The growing concern over the state of the economy is making many people more unwilling to overstretch themselves by buying a new home now. New figures published by the Halifax have shown that house prices fell by their sharpest rate in more than fifteen years in May.
Many buyers were hoping for a fall in borrowing costs when the Bank of England dropped the base rate to 5%. However, lenders have been unable to pass on the cut as the Libor rate remains high and liquidity low. Loans of all types have been affected.
The Bank of England is due to announce its latest interest rate today and is widely tipped to leave the rate at 5%. Consumers may feel this is a blow, but with the Government worried about inflation, the Bank is unlikely to cut the rate again yet.
Halifax’s chief economist, Martin Ellis, said: “The decline in prices is caused by the difficulties created for potential house purchasers by the rapid rise in house prices in the last few years, a squeeze on spending power and the reduction in credit availability,”
Halifax warn that house prices could continue to drop next year.
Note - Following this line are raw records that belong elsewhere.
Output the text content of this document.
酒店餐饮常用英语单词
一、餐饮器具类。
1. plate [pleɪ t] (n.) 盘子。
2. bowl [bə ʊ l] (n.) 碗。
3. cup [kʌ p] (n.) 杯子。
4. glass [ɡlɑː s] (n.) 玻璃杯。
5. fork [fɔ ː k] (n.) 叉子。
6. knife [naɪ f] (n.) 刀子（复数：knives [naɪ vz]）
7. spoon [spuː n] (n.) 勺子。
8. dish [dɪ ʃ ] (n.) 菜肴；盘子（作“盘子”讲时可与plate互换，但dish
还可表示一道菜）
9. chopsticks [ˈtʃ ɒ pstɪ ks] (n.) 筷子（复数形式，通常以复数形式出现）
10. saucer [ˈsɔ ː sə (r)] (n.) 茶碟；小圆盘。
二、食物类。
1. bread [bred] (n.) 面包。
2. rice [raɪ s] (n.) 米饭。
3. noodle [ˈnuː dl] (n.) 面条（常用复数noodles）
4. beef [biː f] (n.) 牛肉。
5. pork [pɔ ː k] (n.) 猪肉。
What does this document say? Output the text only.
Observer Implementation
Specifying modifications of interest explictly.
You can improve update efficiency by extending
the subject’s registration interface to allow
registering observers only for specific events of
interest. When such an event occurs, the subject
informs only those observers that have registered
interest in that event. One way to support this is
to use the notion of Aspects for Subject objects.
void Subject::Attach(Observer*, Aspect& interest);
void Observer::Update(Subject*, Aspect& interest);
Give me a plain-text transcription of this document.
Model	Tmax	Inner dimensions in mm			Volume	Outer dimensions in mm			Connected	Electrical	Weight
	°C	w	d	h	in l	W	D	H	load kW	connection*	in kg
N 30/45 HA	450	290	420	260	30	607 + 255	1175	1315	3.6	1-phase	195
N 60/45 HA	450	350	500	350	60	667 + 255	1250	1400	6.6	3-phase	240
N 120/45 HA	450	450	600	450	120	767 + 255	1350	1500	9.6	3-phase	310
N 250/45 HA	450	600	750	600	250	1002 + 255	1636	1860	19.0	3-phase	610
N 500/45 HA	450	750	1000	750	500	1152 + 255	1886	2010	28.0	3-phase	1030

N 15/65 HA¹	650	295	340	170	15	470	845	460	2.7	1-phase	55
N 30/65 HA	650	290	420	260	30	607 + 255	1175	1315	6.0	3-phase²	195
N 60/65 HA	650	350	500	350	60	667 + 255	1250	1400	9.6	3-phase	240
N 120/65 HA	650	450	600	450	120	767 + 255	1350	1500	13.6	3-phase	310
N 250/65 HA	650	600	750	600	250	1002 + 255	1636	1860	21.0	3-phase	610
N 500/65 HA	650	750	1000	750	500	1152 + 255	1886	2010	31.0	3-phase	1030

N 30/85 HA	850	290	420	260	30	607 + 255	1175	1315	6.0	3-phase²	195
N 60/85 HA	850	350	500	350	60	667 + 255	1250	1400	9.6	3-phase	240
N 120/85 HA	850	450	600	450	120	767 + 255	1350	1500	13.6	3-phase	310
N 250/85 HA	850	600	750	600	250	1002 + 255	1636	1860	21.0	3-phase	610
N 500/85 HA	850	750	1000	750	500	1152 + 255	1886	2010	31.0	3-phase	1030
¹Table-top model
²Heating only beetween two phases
This is potentially good news for those waiting to afford their first home, but may still not be enough to counteract the credit crunch.
Britons have seen their wages rise 4% in the past year, a stark contrast to the 9% rise in fuel prices seen and the 7% increase in food costs.
Sadly for many, property rental prices have also been increasing as more buy-to-let investors pull out of the market, leaving a diminishing pool of properties available for rent.